Plus tard, j’ai rencontré Rav Nahum Basar à la synagogue, et j’ai immédiatement senti qu’il avait le potentiel d’être un excellent enseignant. Après avoir consulté des amis, j’ai proposé à Rav Nahum de quitter son travail et de se consacrer à l’enseignement. Il est ensuite venu chez nous pour enseigner à mes enfants. Rapidement, il est devenu un ami proche, et nous partagions tous nos secrets.

Bien sûr, mes enfants devaient également fréquenter l’école soviétique, et nous devions ruser pour qu’ils n’étudient pas le jour du Chabbat. Nous gardions secrète leur étude avec Rav Nahum. Malheureusement, même avec toutes les précautions prises, les murs ont des oreilles. Lors d’une fouille effectuée chez nous, l’un des voisins a laissé échapper maladroitement que mes enfants recevaient la visite d’un enseignant tous les jours. Cela aurait pu avoir des conséquences graves, mais heureusement, nous avons réussi à résoudre la situation.

Mon fils a étudié pour sa Bar-Mitzvah et a été appelé à la Torah, ce qui était très rare à l’époque. Mais progressivement, de jeunes Hassidim sont apparus, de vrais Hassidim comme Moshe Chaim Levin. Lorsque nous préparions le mariage de ma fille aînée, environ deux cents personnes ont demandé à être invitées à un « vrai mariage juif ».

Pendant mon séjour en Russie, j’ai rencontré de nombreuses personnes, dont beaucoup étaient proches de moi. Quand je suis arrivé à Kfar Habad, j’étais sur la place et, croyez-le ou non, je connaissais toutes les personnes qui passaient près de moi, même celles qui étaient nées en Israël, car je connaissais leurs parents.

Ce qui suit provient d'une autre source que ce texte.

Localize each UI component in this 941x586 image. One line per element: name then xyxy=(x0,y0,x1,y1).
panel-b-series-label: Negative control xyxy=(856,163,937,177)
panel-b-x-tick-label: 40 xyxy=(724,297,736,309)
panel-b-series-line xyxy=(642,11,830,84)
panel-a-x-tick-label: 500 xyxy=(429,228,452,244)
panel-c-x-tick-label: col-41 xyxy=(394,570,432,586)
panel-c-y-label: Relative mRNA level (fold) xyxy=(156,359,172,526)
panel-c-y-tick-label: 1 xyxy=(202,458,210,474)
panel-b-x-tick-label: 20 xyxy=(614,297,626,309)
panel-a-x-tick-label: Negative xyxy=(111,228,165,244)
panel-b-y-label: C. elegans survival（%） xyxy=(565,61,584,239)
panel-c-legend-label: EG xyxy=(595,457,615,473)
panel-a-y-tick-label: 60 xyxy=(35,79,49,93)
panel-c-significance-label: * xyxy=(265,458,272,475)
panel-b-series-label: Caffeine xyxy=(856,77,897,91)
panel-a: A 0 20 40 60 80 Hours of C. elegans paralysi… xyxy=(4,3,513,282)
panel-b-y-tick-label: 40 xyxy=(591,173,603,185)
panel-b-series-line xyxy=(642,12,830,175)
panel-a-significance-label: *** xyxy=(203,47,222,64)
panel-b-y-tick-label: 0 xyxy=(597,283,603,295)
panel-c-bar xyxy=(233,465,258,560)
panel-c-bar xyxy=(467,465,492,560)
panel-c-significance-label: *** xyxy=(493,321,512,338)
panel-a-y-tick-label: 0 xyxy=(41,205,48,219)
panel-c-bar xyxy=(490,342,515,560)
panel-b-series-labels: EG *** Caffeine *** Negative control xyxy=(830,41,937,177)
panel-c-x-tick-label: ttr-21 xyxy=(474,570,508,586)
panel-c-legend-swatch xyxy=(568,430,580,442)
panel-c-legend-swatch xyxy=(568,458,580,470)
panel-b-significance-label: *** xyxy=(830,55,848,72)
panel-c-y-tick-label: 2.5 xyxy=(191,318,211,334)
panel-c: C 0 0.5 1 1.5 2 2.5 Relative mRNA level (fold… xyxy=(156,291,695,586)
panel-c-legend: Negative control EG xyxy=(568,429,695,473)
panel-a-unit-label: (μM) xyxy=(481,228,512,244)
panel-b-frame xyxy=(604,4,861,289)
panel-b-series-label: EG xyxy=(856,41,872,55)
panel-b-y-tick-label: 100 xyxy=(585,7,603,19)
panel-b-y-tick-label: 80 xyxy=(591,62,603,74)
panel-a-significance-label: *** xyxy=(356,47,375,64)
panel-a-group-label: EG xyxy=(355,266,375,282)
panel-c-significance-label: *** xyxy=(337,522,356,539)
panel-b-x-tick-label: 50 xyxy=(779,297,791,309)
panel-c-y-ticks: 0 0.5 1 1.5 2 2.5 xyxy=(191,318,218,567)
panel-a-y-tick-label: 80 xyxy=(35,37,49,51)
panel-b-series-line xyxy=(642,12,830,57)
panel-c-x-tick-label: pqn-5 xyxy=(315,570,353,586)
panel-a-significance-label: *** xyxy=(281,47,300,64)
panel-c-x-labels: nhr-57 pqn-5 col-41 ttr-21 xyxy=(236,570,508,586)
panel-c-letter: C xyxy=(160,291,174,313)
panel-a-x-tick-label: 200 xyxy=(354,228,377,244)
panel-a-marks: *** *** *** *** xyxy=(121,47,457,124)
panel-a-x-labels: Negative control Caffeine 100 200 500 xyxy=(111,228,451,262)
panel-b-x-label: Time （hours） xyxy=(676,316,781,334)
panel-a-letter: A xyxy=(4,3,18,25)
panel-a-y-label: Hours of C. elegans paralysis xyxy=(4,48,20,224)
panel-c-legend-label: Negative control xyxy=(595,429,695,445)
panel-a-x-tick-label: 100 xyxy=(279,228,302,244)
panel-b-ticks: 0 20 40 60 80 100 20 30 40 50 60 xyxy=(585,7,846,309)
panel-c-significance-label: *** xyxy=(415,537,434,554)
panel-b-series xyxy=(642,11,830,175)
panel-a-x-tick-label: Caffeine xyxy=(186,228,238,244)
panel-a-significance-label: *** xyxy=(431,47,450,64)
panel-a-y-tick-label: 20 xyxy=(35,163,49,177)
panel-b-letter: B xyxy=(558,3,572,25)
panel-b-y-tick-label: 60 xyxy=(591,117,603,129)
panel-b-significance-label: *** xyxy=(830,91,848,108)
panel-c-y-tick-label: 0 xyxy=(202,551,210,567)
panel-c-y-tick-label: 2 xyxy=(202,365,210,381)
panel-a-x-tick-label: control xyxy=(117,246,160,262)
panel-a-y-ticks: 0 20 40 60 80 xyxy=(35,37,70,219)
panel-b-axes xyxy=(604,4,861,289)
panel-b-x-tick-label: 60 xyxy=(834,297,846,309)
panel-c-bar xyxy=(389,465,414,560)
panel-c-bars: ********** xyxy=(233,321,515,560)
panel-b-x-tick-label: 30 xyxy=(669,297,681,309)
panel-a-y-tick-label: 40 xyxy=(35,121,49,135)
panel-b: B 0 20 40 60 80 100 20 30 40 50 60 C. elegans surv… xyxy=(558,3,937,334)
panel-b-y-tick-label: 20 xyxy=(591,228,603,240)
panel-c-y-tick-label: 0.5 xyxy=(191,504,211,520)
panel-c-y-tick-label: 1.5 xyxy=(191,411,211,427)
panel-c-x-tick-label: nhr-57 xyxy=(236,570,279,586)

Nous avons fait une demande pour quitter l’Union soviétique en 1959, mais nous n’avons pu partir que dix ans plus tard, en 1969. Nous nous sommes installés à Lod, dans le quartier de Habad. Un mois seulement après notre arrivée, j’ai trouvé un emploi à l’administration fiscale où j’ai travaillé jusqu’à ma retraite. Je parlais bien l’hébreu, bien que mes compétences se soient quelque peu détériorées ici. Ma femme a également travaillé et elle est maintenant à la retraite. Notre fils travaille pour l’Agence juive et vit à Lod. Nos filles ont fait leurs études en Israël. L’aînée est architecte et la plus jeune est institutrice en maternelle. Elles sont toutes les deux mariées.

Aujourd’hui, beaucoup de choses ont changé en Russie. Je sais que des milliers de jeunes, dont les parents et les grands-parents ont abandonné les commandements, reviennent maintenant au judaïsme. Beaucoup considèrent cela comme un miracle, mais je ne le vois pas ainsi. Je pense que c’est tout à fait naturel. Après tout, il est dit : « La voix appelle : Revenez, mes fils ! » et notre âme entend cet appel et demande à être réveillée. Seul un imbécile entend l’appel de son âme et le prend pour de la simple faim, en cherchant seulement de la nourriture.

En effet, ces jours sont porteurs de l’espoir messianique et le Rabbi a exprimé que la révélation du Machia’h viendrait de Russie. Il est essentiel de comprendre que la voie des compromis ne peut pas conduire à une véritable réalisation spirituelle. La lumière de l’âme juive ne doit jamais s’éteindre, elle doit briller avec force et pureté. En embrassant pleinement notre héritage et en vivant selon les préceptes de la Torah, nous pouvons contribuer à l’avènement d’une ère de paix, de justice et d’harmonie, conduite par la venue du Machia’h. C’est en nous-mêmes que réside la capacité de faire briller cette lumière, de répandre l’amour et la bonté dans le monde, et de nous rapprocher ainsi de la réalisation de cette vision messianique.